Comparison of fine-tuning strategies for transfer learning in medical image classification
Ana Davila, Jacinto Colan, Yasuhisa Hasegawa
TL;DR
This study systematically compares eight fine-tuning strategies for transferring pre-trained CNNs to medical image classification across six datasets spanning X-ray, MRI, histology, dermoscopy, and endoscopy. Using three backbones—ResNet-50, DenseNet-121, and VGG-19—the authors show that no single method is universally optimal; linear probing is often weak, while LP-FT and Auto-RGN frequently yield robust gains, with DenseNet-121 particularly benefiting from non-standard fine-tuning approaches. Auto-RGN can deliver notable improvements, up to around 11% in some modalities, by dynamically adjusting per-layer learning rates. The findings provide practical guidance for practitioners seeking effective transfer learning strategies in diverse medical imaging tasks and point to opportunities for expanding analyses with additional architectures and fine-tuning methods.
Abstract
In the context of medical imaging and machine learning, one of the most pressing challenges is the effective adaptation of pre-trained models to specialized medical contexts. Despite the availability of advanced pre-trained models, their direct application to the highly specialized and diverse field of medical imaging often falls short due to the unique characteristics of medical data. This study provides a comprehensive analysis on the performance of various fine-tuning methods applied to pre-trained models across a spectrum of medical imaging domains, including X-ray, MRI, Histology, Dermoscopy, and Endoscopic surgery. We evaluated eight fine-tuning strategies, including standard techniques such as fine-tuning all layers or fine-tuning only the classifier layers, alongside methods such as gradually unfreezing layers, regularization based fine-tuning and adaptive learning rates. We selected three well-established CNN architectures (ResNet-50, DenseNet-121, and VGG-19) to cover a range of learning and feature extraction scenarios.
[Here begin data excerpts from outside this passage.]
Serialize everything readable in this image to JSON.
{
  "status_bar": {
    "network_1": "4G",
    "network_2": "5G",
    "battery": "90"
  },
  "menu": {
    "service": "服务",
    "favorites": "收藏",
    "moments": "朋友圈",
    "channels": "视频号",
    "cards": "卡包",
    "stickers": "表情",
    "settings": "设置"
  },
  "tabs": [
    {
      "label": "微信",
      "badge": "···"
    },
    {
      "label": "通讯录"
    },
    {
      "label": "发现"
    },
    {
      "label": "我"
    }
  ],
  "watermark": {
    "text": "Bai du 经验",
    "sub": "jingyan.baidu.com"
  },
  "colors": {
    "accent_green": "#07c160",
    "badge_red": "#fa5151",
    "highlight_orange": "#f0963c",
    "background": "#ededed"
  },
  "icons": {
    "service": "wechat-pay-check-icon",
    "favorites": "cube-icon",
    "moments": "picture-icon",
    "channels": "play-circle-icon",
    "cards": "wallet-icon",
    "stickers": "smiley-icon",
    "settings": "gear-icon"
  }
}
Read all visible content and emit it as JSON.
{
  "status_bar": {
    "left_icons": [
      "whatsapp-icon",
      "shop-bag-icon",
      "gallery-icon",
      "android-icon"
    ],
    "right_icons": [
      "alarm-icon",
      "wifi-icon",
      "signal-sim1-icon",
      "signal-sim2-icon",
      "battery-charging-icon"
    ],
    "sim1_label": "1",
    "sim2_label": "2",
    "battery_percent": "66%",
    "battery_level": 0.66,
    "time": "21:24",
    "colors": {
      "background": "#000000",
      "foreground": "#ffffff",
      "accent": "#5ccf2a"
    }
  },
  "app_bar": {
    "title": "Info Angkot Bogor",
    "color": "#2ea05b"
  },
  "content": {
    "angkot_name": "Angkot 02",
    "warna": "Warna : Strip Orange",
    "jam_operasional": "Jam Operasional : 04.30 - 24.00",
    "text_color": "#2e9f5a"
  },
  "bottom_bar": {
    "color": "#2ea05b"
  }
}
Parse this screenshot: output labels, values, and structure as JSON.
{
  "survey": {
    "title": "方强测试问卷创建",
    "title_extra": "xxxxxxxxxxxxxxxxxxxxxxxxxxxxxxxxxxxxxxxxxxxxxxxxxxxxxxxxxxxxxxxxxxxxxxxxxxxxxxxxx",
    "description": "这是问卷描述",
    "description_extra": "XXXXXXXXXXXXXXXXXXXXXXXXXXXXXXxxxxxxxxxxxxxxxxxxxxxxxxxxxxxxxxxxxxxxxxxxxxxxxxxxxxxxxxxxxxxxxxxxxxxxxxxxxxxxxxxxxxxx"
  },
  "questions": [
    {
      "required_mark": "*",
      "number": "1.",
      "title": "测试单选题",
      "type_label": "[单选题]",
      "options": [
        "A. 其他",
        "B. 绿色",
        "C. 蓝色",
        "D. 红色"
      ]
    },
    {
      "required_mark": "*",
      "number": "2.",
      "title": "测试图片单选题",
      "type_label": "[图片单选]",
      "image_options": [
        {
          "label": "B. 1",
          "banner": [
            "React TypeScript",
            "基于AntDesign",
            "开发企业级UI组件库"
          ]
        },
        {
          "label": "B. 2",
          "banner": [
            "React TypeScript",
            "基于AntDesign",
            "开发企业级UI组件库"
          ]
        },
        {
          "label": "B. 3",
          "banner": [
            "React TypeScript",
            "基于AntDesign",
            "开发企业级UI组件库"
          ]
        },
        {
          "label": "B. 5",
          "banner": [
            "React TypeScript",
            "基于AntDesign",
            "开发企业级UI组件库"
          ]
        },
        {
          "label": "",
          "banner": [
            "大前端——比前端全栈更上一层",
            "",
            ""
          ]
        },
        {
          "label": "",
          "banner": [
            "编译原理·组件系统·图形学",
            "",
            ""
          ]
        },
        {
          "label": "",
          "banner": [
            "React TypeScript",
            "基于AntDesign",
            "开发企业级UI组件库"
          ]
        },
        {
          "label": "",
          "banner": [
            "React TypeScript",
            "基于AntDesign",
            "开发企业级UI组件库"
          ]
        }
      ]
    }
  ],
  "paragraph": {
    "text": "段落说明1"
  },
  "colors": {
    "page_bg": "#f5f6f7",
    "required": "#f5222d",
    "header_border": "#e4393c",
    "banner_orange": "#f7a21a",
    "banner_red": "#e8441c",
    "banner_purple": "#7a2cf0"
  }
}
Although our results indicate that the efficacy of these fine-tuning methods significantly varies depending on both the architecture and the medical imaging type, strategies such as combining Linear Probing with Full Fine-tuning resulted in notable improvements in over 50% of the evaluated cases, demonstrating general effectiveness across medical domains. Moreover, Auto-RGN, which dynamically adjusts learning rates, led to performance enhancements of up to 11% for specific modalities. Additionally, the DenseNet architecture showed more pronounced benefits from alternative fine-tuning approaches compared to traditional full fine-tuning. This work not only provides valuable insights for optimizing pre-trained models in medical image analysis but also suggests the potential for future research into more advanced architectures and fine-tuning methods.